Michigan has created a sophisticated evaluation plan, including
focus groups and an online survey. It plans to relaunch the campaign
in the fall and hopes to develop a program for other universities
across the country.
Students across campus talked about the high visibility of the
campaign. "It was everywhere," said one. A student mental health
advocate and organizer of the campaign recalled: "My friend saw
me putting up the table tents.and said that already he's had all
these conversations with people and thinks it's cool that there's
something about men's issues."
RMRD was launched in April 2003 to respond to a growing awareness
that depression in men is overlooked and undiagnosed.
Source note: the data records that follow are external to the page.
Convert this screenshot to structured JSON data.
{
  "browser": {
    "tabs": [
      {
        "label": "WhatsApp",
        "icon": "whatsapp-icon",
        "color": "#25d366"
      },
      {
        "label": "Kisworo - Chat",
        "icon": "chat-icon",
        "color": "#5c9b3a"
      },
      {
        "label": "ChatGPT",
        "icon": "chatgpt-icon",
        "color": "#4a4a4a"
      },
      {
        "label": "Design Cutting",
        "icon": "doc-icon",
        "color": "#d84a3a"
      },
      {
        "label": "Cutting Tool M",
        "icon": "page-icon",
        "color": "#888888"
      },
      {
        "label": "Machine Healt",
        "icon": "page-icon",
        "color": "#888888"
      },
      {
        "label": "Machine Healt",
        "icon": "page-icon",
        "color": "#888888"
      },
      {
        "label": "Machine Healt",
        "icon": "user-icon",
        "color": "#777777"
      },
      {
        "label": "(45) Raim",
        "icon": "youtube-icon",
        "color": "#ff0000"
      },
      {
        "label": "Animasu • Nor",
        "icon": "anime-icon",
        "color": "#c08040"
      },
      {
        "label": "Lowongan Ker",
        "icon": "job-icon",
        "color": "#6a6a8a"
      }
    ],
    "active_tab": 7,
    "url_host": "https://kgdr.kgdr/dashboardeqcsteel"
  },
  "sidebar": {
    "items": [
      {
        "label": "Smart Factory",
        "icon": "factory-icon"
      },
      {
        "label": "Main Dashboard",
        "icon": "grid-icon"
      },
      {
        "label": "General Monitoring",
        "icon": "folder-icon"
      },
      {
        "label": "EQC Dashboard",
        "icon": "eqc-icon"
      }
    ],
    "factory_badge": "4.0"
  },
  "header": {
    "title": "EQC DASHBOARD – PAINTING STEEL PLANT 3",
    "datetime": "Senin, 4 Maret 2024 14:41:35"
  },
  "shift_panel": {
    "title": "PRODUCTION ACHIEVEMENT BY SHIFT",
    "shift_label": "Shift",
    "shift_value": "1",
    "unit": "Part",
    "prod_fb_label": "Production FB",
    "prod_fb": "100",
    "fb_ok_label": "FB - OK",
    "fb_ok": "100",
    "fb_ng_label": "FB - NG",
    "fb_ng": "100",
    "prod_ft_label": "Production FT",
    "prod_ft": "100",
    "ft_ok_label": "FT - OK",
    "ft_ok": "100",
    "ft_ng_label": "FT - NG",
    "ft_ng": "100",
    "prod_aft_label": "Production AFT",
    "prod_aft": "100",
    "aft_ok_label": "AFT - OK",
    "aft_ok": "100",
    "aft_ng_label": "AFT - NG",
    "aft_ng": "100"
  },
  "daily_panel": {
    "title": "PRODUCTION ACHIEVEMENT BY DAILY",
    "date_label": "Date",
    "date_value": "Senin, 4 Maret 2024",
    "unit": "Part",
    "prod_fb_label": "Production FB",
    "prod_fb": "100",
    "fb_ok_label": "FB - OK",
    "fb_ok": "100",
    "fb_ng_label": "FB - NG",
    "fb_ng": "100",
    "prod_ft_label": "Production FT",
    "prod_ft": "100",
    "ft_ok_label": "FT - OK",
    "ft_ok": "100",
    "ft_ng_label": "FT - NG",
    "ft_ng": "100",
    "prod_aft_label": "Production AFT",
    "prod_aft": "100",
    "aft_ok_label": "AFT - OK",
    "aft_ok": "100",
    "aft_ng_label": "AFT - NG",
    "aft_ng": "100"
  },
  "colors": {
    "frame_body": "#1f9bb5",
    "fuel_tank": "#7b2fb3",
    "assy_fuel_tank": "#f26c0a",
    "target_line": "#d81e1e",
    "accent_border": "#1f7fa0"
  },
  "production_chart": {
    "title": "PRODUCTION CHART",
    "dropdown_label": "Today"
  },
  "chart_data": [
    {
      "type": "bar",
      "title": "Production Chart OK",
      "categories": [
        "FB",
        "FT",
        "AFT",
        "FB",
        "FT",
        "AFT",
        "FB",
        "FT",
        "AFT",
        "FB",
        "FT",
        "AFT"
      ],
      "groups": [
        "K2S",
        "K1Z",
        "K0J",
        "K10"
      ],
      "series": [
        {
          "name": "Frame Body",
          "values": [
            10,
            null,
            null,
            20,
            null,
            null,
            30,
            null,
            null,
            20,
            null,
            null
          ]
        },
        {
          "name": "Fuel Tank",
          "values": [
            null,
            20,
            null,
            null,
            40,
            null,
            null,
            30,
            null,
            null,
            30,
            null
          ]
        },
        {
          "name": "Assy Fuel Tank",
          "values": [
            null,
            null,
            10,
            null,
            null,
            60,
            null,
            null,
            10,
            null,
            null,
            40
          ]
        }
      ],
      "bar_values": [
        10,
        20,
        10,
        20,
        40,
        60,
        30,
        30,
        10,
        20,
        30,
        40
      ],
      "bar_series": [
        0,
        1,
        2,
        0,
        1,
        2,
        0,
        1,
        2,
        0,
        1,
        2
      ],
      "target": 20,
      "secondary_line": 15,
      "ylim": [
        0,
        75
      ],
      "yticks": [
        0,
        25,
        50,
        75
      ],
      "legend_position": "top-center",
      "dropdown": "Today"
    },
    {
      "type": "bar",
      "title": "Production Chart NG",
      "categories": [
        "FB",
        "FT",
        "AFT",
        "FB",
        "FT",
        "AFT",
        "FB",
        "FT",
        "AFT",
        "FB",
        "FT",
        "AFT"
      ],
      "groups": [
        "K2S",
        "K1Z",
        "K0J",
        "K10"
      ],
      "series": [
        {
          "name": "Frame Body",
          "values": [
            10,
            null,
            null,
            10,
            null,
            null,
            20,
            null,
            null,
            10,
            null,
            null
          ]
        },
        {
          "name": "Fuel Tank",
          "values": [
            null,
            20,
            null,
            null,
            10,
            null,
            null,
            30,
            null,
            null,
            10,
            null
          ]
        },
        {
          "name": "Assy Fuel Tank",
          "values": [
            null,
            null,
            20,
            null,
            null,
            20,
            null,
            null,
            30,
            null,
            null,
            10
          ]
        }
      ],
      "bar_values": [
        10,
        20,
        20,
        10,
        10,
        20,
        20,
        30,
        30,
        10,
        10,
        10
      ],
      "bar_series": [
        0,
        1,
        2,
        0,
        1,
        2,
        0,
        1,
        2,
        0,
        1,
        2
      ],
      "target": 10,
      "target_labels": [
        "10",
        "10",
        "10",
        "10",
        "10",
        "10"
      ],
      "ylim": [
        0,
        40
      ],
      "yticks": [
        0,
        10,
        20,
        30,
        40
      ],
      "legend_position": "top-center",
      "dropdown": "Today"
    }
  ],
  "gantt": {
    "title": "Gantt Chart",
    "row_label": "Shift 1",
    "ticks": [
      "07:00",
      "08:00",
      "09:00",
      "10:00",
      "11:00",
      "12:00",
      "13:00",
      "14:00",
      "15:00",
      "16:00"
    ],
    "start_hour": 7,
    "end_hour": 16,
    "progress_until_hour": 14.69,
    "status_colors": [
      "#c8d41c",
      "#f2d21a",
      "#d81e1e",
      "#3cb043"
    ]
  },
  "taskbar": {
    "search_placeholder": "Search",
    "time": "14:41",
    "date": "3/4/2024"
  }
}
The NIMH
campaign features real people, not actors, telling their personal
stories of how depression affected them. One was a college student,
who happened to be enrolled at Michigan. Today, Rodolfo Palma-Lulión
still lives in Ann Arbor and now works for the university. His
face and story were prominently featured in the U-M campaign, and
he was interviewed for a documentary put together by the Division
of Student Affairs and the Depression Center.